Anche per queste ragioni – laddove il razzismo edulcorato ma insindacabile è divenuta l’ossatura di una visione della società che sostituisce la mobilità sociale con la mobilitazione antagonistica delle piccole caste immaginarie, insieme all’abbraccio asfissiante di una nazione etnica – il leader della Lega ha molte possibilità dinanzi a sé. Sta insidiando il patrimonio politico di Berlusconi, che per più di due decenni ha raccontato a una parte degli italiani che cosa potessero diventare in assenza di un processo di reale inclusione.
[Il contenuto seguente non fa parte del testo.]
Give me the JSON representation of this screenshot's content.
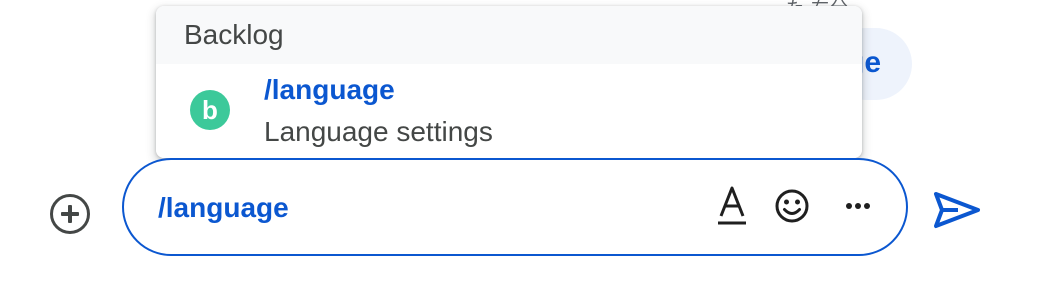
{
  "background": {
    "top_fragment": "た 右分",
    "chip_text": "ge"
  },
  "popup": {
    "header": "Backlog",
    "items": [
      {
        "command": "/language",
        "description": "Language settings",
        "icon": "backlog-app-icon",
        "avatar_letter": "b",
        "avatar_color": "#3cc99a"
      }
    ]
  },
  "composer": {
    "value": "/language",
    "accent_color": "#0b57d0",
    "icons": [
      "format-text-icon",
      "emoji-icon",
      "more-options-icon"
    ]
  },
  "actions": {
    "add": "add-circle-icon",
    "send": "send-icon"
  }
}
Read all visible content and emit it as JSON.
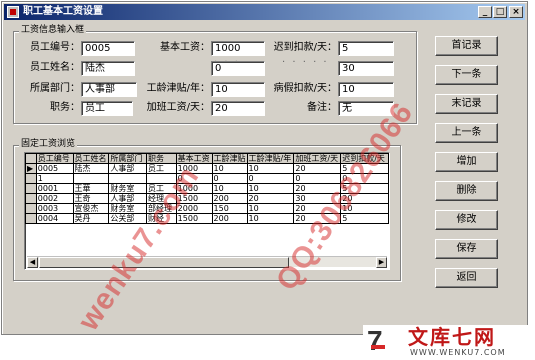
{
  "window": {
    "title": "职工基本工资设置",
    "min_btn": "_",
    "max_btn": "□",
    "close_btn": "×"
  },
  "input_group": {
    "legend": "工资信息输入框",
    "emp_no": {
      "label": "员工编号：",
      "value": "0005"
    },
    "emp_name": {
      "label": "员工姓名：",
      "value": "陆杰"
    },
    "dept": {
      "label": "所属部门：",
      "value": "人事部"
    },
    "position": {
      "label": "职务：",
      "value": "员工"
    },
    "base_salary": {
      "label": "基本工资：",
      "value": "1000"
    },
    "seniority": {
      "label": "工龄津贴/年：",
      "value": "10"
    },
    "overtime": {
      "label": "加班工资/天：",
      "value": "20"
    },
    "late_deduct": {
      "label": "迟到扣款/天：",
      "value": "5"
    },
    "sick_leave": {
      "label": "病假扣款/天：",
      "value": "10"
    },
    "remark": {
      "label": "备注：",
      "value": "无"
    },
    "dotted_value_a": "0",
    "dotted_value_b": "30"
  },
  "grid_group": {
    "legend": "固定工资浏览",
    "columns": [
      "员工编号",
      "员工姓名",
      "所属部门",
      "职务",
      "基本工资",
      "工龄津贴",
      "工龄津贴/年",
      "加班工资/天",
      "迟到扣款/天"
    ],
    "rows": [
      [
        "▶",
        "0005",
        "陆杰",
        "人事部",
        "员工",
        "1000",
        "10",
        "10",
        "20",
        "5"
      ],
      [
        "",
        "1",
        "",
        "",
        "",
        "0",
        "0",
        "0",
        "0",
        "0"
      ],
      [
        "",
        "0001",
        "王華",
        "财务室",
        "员工",
        "1000",
        "10",
        "10",
        "20",
        "5"
      ],
      [
        "",
        "0002",
        "王奇",
        "人事部",
        "经理",
        "1500",
        "200",
        "20",
        "30",
        "20"
      ],
      [
        "",
        "0003",
        "宣俊杰",
        "财务室",
        "部经理",
        "2000",
        "150",
        "10",
        "20",
        "10"
      ],
      [
        "",
        "0004",
        "吴丹",
        "公关部",
        "财经",
        "1500",
        "200",
        "10",
        "20",
        "5"
      ]
    ]
  },
  "buttons": {
    "first": "首记录",
    "next": "下一条",
    "last": "末记录",
    "prev": "上一条",
    "add": "增加",
    "delete": "删除",
    "edit": "修改",
    "save": "保存",
    "back": "返回"
  },
  "watermark": {
    "line1": "wenku7.com",
    "line2": "QQ:306826066"
  },
  "logo": {
    "mark": "7",
    "name": "文库七网",
    "url": "WWW.WENKU7.COM"
  },
  "colors": {
    "face": "#d4d0c8",
    "title_start": "#0a246a",
    "title_end": "#a6caf0",
    "watermark": "#d62828"
  }
}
La radice del problema, prima ancora che nel politico, sempre più ancillare alle trasformazioni di campo delle nostre società, sta in una collettività tanto timorosa e angosciata dai mutamenti da essere divenuta recessiva. In fondo, avevano ragione quei capitani coraggiosi di certa sinistra, quando definivano la Lega come una loro costola. Peccato che oggi si riveli come l’ossatura di ciò che resta dell’idea di “stare insieme”.